Стенку буфета пересек по диагонали солнечный луч и остановился, переводя короткое декабрьское дыхание. То ли солнце на знакомом буфете, то ли тепло огромной, светлой кухни с горящей плитой, то ли просто злость от того, что не на ту лошадь поставила — и проиграла, вырвалось из Нади яростными рыданиями. По ярким, как зимние яблоки, щекам катились мелкие, частые слезы. Она пыталась даже не выговорить, а — выбросить какие-то слова из перекошенного рта, но захлебывалась отчаянными, воющими рыданиями. Через скрипнувшую дверь неслышно, в полуспущенных чулках, выбежали оба «ежика», испуганные и сонные, и кинулись к ней: «Мамка-а?!» Так, держась за полы ее кофты, они и стояли терпеливо, пока Надя умыла под краном лицо, вытерлась тут же висевшим полотенцем и теперь, наконец, посмотрела прямо на Иру:
— Они твоего брата дети! Пусти нас! Я никогда это не забуду, слышишь?..

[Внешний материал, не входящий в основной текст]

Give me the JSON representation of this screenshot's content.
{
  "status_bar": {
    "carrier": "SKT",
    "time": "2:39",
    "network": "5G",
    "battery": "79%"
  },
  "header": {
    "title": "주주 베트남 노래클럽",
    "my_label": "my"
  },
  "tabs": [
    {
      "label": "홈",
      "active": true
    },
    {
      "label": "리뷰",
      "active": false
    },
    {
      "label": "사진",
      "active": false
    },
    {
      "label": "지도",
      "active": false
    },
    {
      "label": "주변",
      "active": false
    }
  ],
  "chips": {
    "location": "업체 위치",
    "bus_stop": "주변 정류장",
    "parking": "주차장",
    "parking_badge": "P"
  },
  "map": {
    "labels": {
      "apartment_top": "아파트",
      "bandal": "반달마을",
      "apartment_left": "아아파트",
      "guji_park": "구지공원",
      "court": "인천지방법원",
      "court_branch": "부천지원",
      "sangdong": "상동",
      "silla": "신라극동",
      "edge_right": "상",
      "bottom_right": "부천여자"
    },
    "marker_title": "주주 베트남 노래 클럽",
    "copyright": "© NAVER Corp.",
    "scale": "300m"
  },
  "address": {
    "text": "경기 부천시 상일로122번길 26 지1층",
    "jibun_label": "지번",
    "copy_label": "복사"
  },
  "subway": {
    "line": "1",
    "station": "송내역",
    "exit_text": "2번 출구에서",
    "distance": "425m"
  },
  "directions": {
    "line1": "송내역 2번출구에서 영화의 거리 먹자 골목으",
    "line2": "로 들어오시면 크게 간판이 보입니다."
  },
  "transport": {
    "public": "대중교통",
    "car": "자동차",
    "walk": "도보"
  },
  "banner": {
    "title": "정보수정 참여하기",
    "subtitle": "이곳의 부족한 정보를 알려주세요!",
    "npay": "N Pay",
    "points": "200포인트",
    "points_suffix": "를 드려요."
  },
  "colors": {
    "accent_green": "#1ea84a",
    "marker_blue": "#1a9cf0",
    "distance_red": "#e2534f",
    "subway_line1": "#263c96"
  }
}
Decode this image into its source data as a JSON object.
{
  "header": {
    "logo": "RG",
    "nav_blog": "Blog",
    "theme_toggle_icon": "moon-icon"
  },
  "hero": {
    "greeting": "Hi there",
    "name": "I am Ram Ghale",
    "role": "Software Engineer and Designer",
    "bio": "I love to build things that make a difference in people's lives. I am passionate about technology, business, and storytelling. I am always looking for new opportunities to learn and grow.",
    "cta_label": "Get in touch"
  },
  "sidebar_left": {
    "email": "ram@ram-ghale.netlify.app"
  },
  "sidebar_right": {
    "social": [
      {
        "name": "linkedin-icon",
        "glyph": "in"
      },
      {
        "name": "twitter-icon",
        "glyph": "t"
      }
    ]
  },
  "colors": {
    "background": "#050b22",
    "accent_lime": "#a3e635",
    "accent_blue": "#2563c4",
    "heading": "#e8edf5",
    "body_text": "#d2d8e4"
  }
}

Ни одного лишнего слова, как будто ее говорливость пропустили через самый частый фильтр. В голосе было отчаяние, досада, настойчивость, но не мольба. Может, и ей тогда, в Михайловке, надо было не умолять, а требовать? Но если у Иры и мелькнула эта дикая мысль, то где-то очень глубоко, и до взгляда не пробилась. Так хотелось бы написать, что она была спокойна! Но нет, не было спокойствия ни в голосе, ни в глазах: была беспомощная растерянность — и никакого выбора. Уходя на смерть, Андрюша просил: «Ты ведь знаешь, какая она. Помоги им, сестра!»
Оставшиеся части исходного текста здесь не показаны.